Die vier Frauen engagieren sich für den jüdisch-muslimischen Dialog. Gemeinsam richten sie die Jüdisch-Muslimischen Kulturtage in Heidelberg aus, ein deutschlandweit einzigartiges Format, das 2017 zum ersten Mal stattfand. In diesem Jahr trägt es den Titel „AufBruch“. Lesungen, Konzerte und Aktionstage sollen künstlerische Räume für jüdische, muslimische und andere postmigrantische Stimmen öffnen, um Bruchstellen in der Gesellschaft sichtbar und besprechbar zu machen. Über solche Bruchstellen sprechen die vier Aktivist:innen auch in diesem Interview.
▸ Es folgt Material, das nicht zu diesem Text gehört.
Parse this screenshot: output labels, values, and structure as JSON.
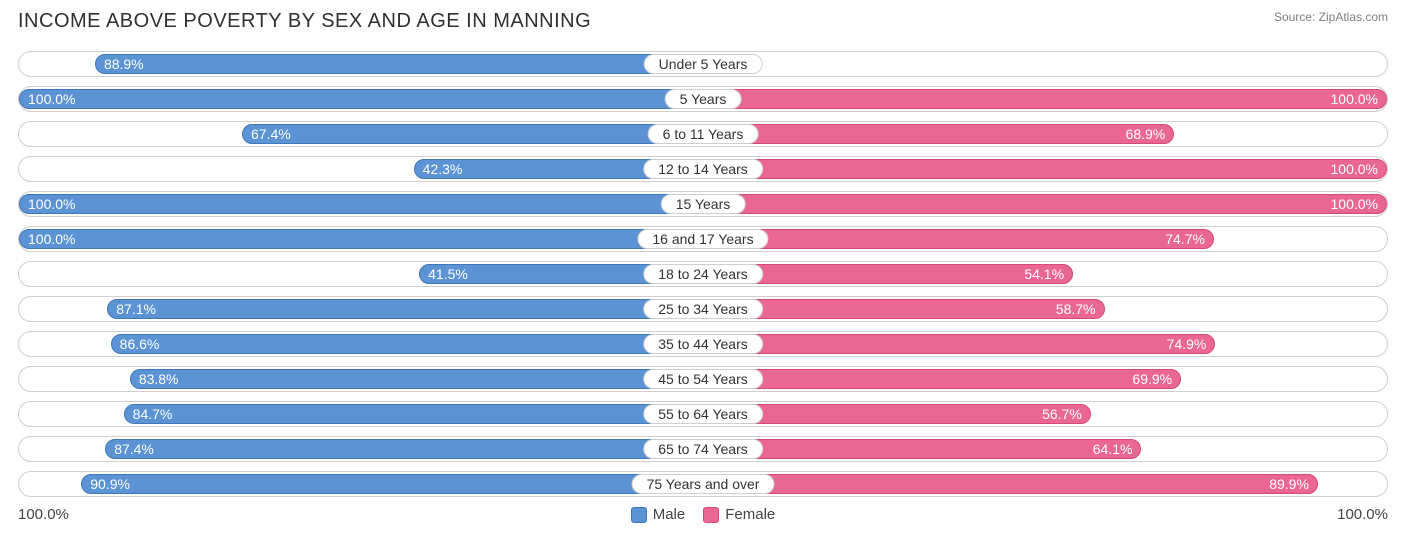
{
  "header": {
    "title": "INCOME ABOVE POVERTY BY SEX AND AGE IN MANNING",
    "source": "Source: ZipAtlas.com"
  },
  "chart": {
    "type": "diverging-bar",
    "male_color": "#5b93d4",
    "male_border": "#3f77b8",
    "female_color": "#eb6793",
    "female_border": "#d14a78",
    "track_border": "#cfcfcf",
    "background": "#ffffff",
    "label_fontsize": 14,
    "inside_threshold": 25,
    "rows": [
      {
        "category": "Under 5 Years",
        "male": 88.9,
        "female": 0.0
      },
      {
        "category": "5 Years",
        "male": 100.0,
        "female": 100.0
      },
      {
        "category": "6 to 11 Years",
        "male": 67.4,
        "female": 68.9
      },
      {
        "category": "12 to 14 Years",
        "male": 42.3,
        "female": 100.0
      },
      {
        "category": "15 Years",
        "male": 100.0,
        "female": 100.0
      },
      {
        "category": "16 and 17 Years",
        "male": 100.0,
        "female": 74.7
      },
      {
        "category": "18 to 24 Years",
        "male": 41.5,
        "female": 54.1
      },
      {
        "category": "25 to 34 Years",
        "male": 87.1,
        "female": 58.7
      },
      {
        "category": "35 to 44 Years",
        "male": 86.6,
        "female": 74.9
      },
      {
        "category": "45 to 54 Years",
        "male": 83.8,
        "female": 69.9
      },
      {
        "category": "55 to 64 Years",
        "male": 84.7,
        "female": 56.7
      },
      {
        "category": "65 to 74 Years",
        "male": 87.4,
        "female": 64.1
      },
      {
        "category": "75 Years and over",
        "male": 90.9,
        "female": 89.9
      }
    ]
  },
  "legend": {
    "male": "Male",
    "female": "Female"
  },
  "axis": {
    "left": "100.0%",
    "right": "100.0%"
  }
}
Leyla Jagiella: An der Muslimischen Akademie waren die ersten Tage von einer ganz großen Sprachlosigkeit geprägt. Alle haben gerungen: Sollen wir uns äußern? Was können wir als Muslimische Akademie sagen? Als die kriegerischen Gegenschläge hinzukamen, wurde die Sprachlosigkeit immer größer. Als Muslimin befand ich mich sofort in einer zwiespältigen Situation: Ich war schockiert von der Gewalt in Israel und besorgt um jüdische Freund:innen und Bekannte. Auf der anderen Seite wusste ich, dass auch die muslimischen Gemeinschaften in Deutschland massiv angegriffen werden würden.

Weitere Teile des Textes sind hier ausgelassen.